The second is that, to the extent that demand is too low to deliver output at potential, deficits are needed to sustain it. Surely, structural reforms, delivering higher growth and leading to more optimism and higher demand today can help, but the evidence suggests it would be unwise to rely only on them.
The third, which complements the second, is that to the extent that deficits are needed, they should be used, as much as possible, to invest in the future, either through public investment, understood in a large sense, or through the costs of financing structural reforms.
Implications for euro area fiscal architecture
Let me now turn to the implications for the euro area fiscal architecture (down from 30,000 feet, but not quite to ground level, where the political constraints dominate). Let me focus on four implications:
The first is that the various rules defining debt targets, speeds of adjustment to these targets, and flexibility to respond to possibly persistently low demand must be revisited. Even if they were the right ones earlier, they cannot be right today. Whether this is done through a formal change in the rules, or a more liberal interpretation, is not for me to recommend.
The second is that, to the extent that deficits are needed to sustain demand, they should be put to good use. Since 2007, the ratio of public investment to GDP in the euro area has decreased by 0.8 percent, with numbers like –2.3 percent for Greece, –2.7 percent for Spain, –1.3 percent for Portugal, and –0.9 percent for Italy.

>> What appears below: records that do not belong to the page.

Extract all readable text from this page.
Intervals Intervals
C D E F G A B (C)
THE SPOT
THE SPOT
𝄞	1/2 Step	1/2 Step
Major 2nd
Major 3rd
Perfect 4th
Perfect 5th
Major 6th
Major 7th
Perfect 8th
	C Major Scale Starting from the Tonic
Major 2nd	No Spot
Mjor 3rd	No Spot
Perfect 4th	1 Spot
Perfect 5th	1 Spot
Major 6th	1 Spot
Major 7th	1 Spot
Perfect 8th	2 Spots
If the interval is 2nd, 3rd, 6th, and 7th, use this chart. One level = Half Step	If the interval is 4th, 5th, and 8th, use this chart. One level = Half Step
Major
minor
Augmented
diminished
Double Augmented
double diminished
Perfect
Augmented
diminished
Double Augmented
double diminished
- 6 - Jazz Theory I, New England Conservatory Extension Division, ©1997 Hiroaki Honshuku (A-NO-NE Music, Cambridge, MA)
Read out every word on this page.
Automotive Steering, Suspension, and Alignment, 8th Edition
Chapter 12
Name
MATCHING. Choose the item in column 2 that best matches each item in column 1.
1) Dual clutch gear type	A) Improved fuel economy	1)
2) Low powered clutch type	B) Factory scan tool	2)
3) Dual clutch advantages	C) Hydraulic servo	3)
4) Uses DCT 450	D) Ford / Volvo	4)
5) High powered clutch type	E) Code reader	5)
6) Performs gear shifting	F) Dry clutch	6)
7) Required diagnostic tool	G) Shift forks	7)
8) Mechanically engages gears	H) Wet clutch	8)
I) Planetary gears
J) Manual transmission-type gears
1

This strongly suggests revisiting the so-called fiscal golden rule, i.e. the separation between a current and a capital account for governments, with the possibility of financing capital account spending through debt. I am aware of the dangers of classifying nearly anything as an investment. Recently, I was told in one euro country that reducing the age of retirement should be thought of as an investment in the future, as it would liberate jobs that could go to the young, and the young are the future. Thus, clearly, there is a need for some euro-level institution with the mandate to decide what can and cannot go below the line.
The third and the fourth reflect the specificity of a common currency area.
The third has to do with coordination of monetary and fiscal policy. In this environment, coordination between monetary and fiscal policy becomes much more important. This is more difficult when there are 19 countries involved. The case for some form of minister of finance at the euro level is clearly stronger.
Finally, the fourth arises from the externalities specific to a common currency area. If expansionary fiscal policy is needed at the euro level, it is likely to be undersupplied. The reason is spillovers, i.e., the externalities arising in a group of highly integrated countries. The increase in domestic demand from the fiscal expansion partly falls on imports rather than on an increase in demand for domestic output. As a result, countries are likely to do too little and the euro output gap is likely to remain.
How can this be solved? Conceptually, in one of two ways. First, through a coordinated fiscal expansion, the way it was done by the G-20 in 2009, with each country issuing debt. This would however have to be limited to the coalitions of the able, although I suspect that markets would look more kindly to an increase in deficits in Italy if it were part of a coordinated expansion. Second, through a common budget, financed through euro bonds. But this implies risk sharing, and we know the political difficulties of doing so (the new embryonic budget is a start, hopefully not an end).
I realize that what I have offered is blue-sky thinking, ignoring the complex euro geopolitics that will determine the outcome in the end. But it is the right place to start. Anniversaries are good times to assess both progress and failures, and when needed, to make bold moves. Monetary policy has transformed itself. Now is the time to do the same for the rest of the macro policy architecture.